As Dr. Hope completed her fellowship, she began to look for her first job as an attending gynecologic oncologist. Still curious about the way cancer care was delivered in Alaska, she interviewed with the only gynecologic oncologist in Alaska of 10 years. In 2010 she flew up to the Last Frontier, but just two months after she arrived, her colleague left Alaska. She was left alone, as the only gynecologic oncologist in the entire State.
“It was sink or swim and I decided to swim,” Dr. Hope says. “It was never an option to walk away from this State and these women.” With a newfound commitment to Alaska women, Dr. Hope founded Alaska Women’s Cancer Care. Her goal is to provide cancer care to women regardless of socioeconomic status. “I believe that healthcare is a fundamental human right and should be free or as absolutely affordable for people regardless of what they can pay,” she says. In 2012, Dr.
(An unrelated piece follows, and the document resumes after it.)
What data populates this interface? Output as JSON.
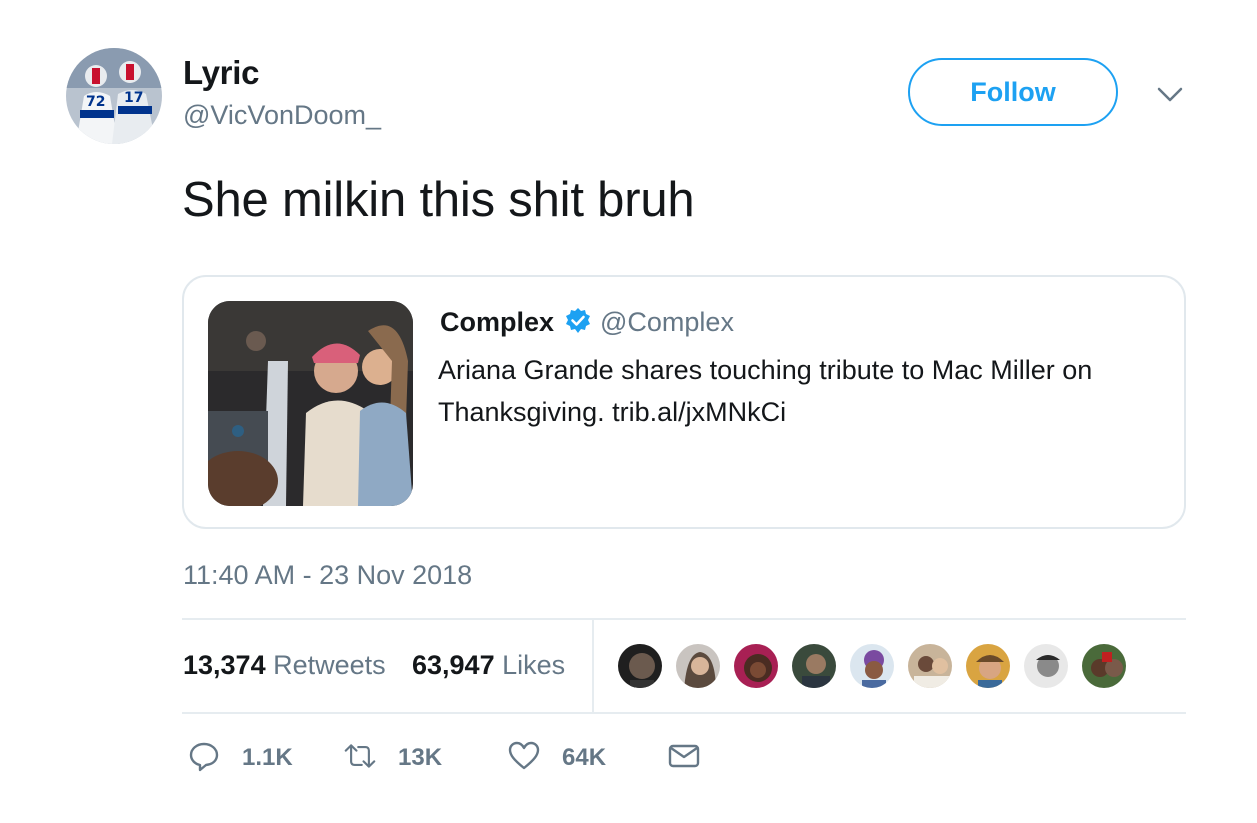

Hope helped to found a non-profit, Let Every Woman Know-Alaska, to support the work she was doing in cancer care.
She left N.E.D in 2019 after 10 years and an incredible creative journey, and she still incorporates music into her medical career. That’s what led her to write the Any Mountain song, which inspired the Any Mountain project. It’s a hip hop track that tells the story of ovarian cancer from a patient’s perspective. After recording the song in New York City in 2017, she raised the funding necessary to turn it into a music video in 2019. She shared the video with her friend and colleague, Dr. Elizabeth Swisher, and together they began to plan how to use the song and video to make a larger impact for the ovarian cancer cause. The Any Mountain campaign was born, the Expedition Team was assembled, and the project launched in 2020.
For Dr. Hope, it all comes back to the lessons her family learnt from surviving the Holocaust, which is to go out and do good in the world. To this day, she continues to overcome the mountains in her life and in the lives of others, relying on the powerful memory of her family history to fuel her future. It formed the tagline of the Any Mountain campaign, because it rings true for all the women she has helped. Know your history. Save your future.